Abiy Ahmed attaqué au sein de sa propre ethnie
24 octobre 2019"Dégage Abyi" scandent les manifestants dans plusieurs villes du pays, dans ce qui était jusqu'ici inimaginable. Tout semble parti d'un message sur Facebook de la part de Jawar Mohammed, fondateur du média d'opposition Oromia Media Network et membre de l'ethnie oromo comme Abiy Ahmed. Il a déclenché la panique au sein de ses partisans quand il a accusé Abiy Ahmed de préparer une attaque contre lui. Mais ces troubles auraient une partie de leurs origines ailleurs.
Menace pour l'Ethiopie
D'après Ludger Schadomsky le directeur de la rédaction amharique de la DW, "ces miliciens ont porté Abiy Ahmed, le Premier ministre réformiste, au pouvoir, grâce à leurs manifestations publiques. Et plus d’un an après, ils adoptent la position inverse. Ils sont très déçus par l’action du Premier ministre. Beaucoup sont toujours au chômage, l’espace politique n’est pas si important que ce qui avait été promis. Et il y a même des voix qui pensent que ces miliciens oromo pourraient amener le mandat du Premier ministre à s’interrompre prématurément".
Prix Nobel de la Paix
Si Abiy Ahmed jouit d'une certaine reconnaissance à l'extérieur du pays, ce n'est pas forcément le cas au sein de la population en Ethiopie comme l'explique René Lefort, spécialiste de la Corne d’Afrique. "Sur les réformes intérieures, elles avaient été décidées avant qu'il arrive au pouvoir", explique l'expert.
"Ce qu'Abyi Ahmed a apporté, c'est qu'il a mené ces réformes plus loin et plus vite que prévu. Mais en même temps, il l'a fait d'une façon si désordonnée, qu'il a une part de responsabilité dans les désordres actuels en Ethiopie", souligne René Lefort.

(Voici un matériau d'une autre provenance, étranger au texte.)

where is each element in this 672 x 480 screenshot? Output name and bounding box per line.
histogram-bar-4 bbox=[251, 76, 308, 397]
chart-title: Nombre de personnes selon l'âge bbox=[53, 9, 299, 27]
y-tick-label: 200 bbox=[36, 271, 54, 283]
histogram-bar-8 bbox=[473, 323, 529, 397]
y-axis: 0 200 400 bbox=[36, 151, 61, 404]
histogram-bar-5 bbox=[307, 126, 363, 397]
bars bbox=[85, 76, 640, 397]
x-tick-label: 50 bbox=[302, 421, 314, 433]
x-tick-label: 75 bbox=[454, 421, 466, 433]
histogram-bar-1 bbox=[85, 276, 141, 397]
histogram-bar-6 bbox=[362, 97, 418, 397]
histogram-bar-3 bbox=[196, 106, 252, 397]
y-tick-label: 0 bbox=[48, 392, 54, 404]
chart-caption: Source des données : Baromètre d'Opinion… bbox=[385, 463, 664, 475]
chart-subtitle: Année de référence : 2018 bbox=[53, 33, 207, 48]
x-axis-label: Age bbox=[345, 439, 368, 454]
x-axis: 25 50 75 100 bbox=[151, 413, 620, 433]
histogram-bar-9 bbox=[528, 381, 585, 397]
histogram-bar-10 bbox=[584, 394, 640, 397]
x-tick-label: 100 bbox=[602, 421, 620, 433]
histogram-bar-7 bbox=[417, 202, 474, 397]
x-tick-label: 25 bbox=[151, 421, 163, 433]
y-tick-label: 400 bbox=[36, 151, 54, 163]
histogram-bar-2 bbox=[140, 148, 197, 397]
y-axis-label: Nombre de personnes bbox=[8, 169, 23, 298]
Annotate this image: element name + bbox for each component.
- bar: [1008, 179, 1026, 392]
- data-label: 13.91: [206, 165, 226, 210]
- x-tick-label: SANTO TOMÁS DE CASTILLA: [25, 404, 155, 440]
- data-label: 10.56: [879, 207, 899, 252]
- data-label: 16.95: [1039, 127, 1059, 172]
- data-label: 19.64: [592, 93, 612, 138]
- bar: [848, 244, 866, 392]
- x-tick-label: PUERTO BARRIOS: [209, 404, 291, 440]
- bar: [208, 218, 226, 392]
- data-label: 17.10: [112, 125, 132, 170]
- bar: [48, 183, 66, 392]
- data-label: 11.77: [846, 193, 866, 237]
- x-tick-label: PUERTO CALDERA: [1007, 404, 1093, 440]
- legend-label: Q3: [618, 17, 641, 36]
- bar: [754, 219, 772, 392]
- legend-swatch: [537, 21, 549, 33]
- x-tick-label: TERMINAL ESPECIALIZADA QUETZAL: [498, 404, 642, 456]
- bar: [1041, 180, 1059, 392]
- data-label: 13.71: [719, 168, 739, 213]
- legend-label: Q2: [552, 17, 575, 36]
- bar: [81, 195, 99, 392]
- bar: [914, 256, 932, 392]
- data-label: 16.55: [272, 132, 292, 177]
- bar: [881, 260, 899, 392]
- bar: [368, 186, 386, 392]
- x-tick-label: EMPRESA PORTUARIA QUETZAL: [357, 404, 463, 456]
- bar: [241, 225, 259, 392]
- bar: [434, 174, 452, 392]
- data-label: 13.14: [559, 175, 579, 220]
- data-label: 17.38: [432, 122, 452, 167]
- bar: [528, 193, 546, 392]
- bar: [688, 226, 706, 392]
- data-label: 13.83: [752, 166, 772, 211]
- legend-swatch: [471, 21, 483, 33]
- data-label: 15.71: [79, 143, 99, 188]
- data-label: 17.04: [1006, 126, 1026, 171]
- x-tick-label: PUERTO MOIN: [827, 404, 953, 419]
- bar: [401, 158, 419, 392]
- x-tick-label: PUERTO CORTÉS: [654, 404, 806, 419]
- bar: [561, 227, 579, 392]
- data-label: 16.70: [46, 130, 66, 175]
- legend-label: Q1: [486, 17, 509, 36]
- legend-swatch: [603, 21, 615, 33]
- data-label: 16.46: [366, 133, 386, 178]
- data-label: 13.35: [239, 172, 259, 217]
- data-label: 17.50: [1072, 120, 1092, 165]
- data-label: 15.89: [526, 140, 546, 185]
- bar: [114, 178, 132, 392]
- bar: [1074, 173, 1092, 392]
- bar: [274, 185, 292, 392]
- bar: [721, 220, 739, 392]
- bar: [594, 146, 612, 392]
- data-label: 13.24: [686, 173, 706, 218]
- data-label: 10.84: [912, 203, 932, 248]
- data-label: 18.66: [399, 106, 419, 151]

Par ailleurs, ces troubles s'expliqueraient aussi par le fait que certaines voix critiques assurent que le Premier ministre voudrait créer son propre parti en vue des élections générales de mai 2020. "Je pense qu’il fait une erreur de calcul parce que je ne pense pas qu’il réunira autour de lui un nombre suffisant de dirigeants politiques ou de forces politiques pour avoir un parti assez fort pour ses ambitions", pense encore René Lefort.
Les manifestations de ces jours-ci font en tous cas craindre un regain de tensions intercommunautaires après les violences mortelles de fin 2015. Sévèrement réprimées par les forces de sécurité, elles avaient fait au moins 400 morts selon l’ONG Human Rights Watch. De quoi faire dire à certains que le prix Nobel de la Paix décerné au Premier ministre Ethiopien était prématuré.